I had several 30-gallon food grade barrels we use for water storage. We got ours from Baytec.com - right now they have them for $50 + $30 shipping right now. They are $63 + $9 shipping on BePrepared.com and $119 (free shipping) on Amazon. 

They aren't cheap, but mine are 10+ years old and will last for decades if they're kept out of the weather. If you're going to use it for water storage, get a bung wrench, a bung cover (to help keep it clean) and a siphon or hand pump to get the water out.


----------



## Terri in WV (May 10, 2002)

I like this place.

http://www.lexingtoncontainercompany.com/index.html


----------



## Texasdirtdigger (Jan 17, 2010)

Uline is a good source,also.


----------



## logbuilder (Jan 31, 2006)

In our area, we see them all the time on craigslist.

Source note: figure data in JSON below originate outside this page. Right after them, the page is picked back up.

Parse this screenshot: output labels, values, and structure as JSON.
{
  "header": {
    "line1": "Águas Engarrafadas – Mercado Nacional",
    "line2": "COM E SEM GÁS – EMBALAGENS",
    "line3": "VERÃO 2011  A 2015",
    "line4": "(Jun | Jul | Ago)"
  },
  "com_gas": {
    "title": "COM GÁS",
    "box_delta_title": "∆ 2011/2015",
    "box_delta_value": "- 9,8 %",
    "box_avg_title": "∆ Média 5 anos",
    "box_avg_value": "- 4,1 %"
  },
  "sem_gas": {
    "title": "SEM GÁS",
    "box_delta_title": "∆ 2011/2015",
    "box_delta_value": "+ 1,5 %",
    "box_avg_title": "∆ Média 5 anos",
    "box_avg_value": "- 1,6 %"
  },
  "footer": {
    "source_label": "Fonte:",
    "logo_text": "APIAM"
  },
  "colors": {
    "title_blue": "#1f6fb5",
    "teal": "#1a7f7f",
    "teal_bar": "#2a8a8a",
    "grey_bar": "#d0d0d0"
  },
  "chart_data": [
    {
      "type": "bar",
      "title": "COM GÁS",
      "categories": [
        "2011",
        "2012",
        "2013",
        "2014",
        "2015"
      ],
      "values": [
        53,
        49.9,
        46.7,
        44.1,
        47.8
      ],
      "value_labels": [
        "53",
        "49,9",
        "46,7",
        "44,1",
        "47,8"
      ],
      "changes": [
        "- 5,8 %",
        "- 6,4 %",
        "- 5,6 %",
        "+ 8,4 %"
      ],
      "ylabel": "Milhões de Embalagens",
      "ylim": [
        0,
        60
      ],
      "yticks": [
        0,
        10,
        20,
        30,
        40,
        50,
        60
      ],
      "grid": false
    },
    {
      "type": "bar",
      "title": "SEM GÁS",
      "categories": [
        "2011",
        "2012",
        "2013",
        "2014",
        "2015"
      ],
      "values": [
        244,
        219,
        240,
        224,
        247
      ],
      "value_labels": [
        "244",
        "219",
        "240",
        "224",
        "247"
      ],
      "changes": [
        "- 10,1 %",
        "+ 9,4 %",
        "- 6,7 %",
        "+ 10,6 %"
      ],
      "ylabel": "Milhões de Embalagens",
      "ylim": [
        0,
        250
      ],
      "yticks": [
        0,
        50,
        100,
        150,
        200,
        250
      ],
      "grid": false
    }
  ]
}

Here is an example. $10 each.

http://seattle.craigslist.org/see/for/4182166704.html


----------



## FarmboyBill (Aug 19, 2005)

Here in Okla, Atwoods, a farm and ranch store sells barrels. All plastic? They have a lid that sets inside the end with a ring that tightens around it. It has a faucet near the other end so that you set them up on that end to utilize the faucet. I think there around 30gal thereabouts or more tho.


----------